Role of Selenium in Dopamine Transmission and Modulation by Methamphetamine.

Abstract

Selenium (Se) is an antioxidant trace element that is important for normal brain function. Se is incorporated into selenoproteins, a family of proteins with multiple functions that include protection from oxidative stress. Methamphetamine (METH) increases dopamine (DA) signaling by causing efflux of DA out of nerve terminals, resulting in increased oxidative stress from oxidized DA, and eventual degeneration of dopaminergic terminals. Se protects against METH-induced neurotoxicity while Se deficiency potentiates toxicity. Se may also be involved in DA transmision as Se deficiency increases DA turnover in rodents. We explored the possibility that Se may affect the physiological response to METH by using fast-scan cyclic voltammetry (FSCV) to record DA release and uptake kinetics in mouse brain slices. Action potential-dependent phasic DA release was simulated in the present study by electrically evoking release in brain slices. METH was applied to brain slices and phasic release recorded, as well as DA efflux, which was monitored in the absence of stimulation. Dietary Se restriction lasting 2 weeks reduced METH-induced DA efflux.

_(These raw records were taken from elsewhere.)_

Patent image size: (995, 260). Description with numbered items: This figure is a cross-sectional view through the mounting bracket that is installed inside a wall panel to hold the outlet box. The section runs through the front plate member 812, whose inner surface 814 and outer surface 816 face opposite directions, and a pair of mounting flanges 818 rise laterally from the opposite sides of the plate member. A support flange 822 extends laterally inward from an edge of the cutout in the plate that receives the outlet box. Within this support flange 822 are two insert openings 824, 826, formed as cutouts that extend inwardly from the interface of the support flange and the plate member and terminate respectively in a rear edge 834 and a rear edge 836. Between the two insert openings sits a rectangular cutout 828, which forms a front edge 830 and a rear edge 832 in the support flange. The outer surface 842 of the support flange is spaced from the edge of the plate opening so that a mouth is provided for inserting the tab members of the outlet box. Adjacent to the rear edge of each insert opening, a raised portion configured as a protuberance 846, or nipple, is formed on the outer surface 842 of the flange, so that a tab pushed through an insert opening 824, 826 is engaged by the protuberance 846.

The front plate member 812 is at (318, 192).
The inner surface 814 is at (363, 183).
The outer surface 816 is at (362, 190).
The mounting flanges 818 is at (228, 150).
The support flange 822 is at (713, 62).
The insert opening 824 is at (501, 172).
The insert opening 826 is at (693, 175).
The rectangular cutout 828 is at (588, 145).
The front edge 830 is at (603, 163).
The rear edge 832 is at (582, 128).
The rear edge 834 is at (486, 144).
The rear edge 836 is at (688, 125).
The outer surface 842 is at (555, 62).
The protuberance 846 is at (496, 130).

Inhibition of the selenoprotein glutathione peroxidase (GPx) also reduced DA efflux through mechanisms involving ATP-sensitive K+ channels (KATP channels) and cannabinoid receptor 1 (CB1R). Chronic Se-deficient mice had reduced basal DA uptake rates, but no change in basal release. In response to METH chronic Se deficiency caused reduced DA efflux compared to Se-sufficient mice. METH also caused and increase in phasic DA release in chronic Se-deficient mice that can be attributed to increased DA vesicular release. Selenoprotein P (Sepp1)-KO mice had reduced baseline phasic DA release and uptake rates. In response to METH, phasic release was significantly potentiated due to increased DA vesicular release. METH-induced vesicular DA release in wild-type mice was found to be masked by D2R auto-inhibition, which may be dysfunctional in Sepp1-KO mice. METH-induced vesicular DA release was prevented in Sepp1-KO mice by purified Sepp1 protein acting on ApoER2 to promote D2R function. These results indicate that Se is directly involved in DA neurotransmission and modulates the DA response to METH. Furthermore, specific selenproteins play differential roles in regulating DA physiology.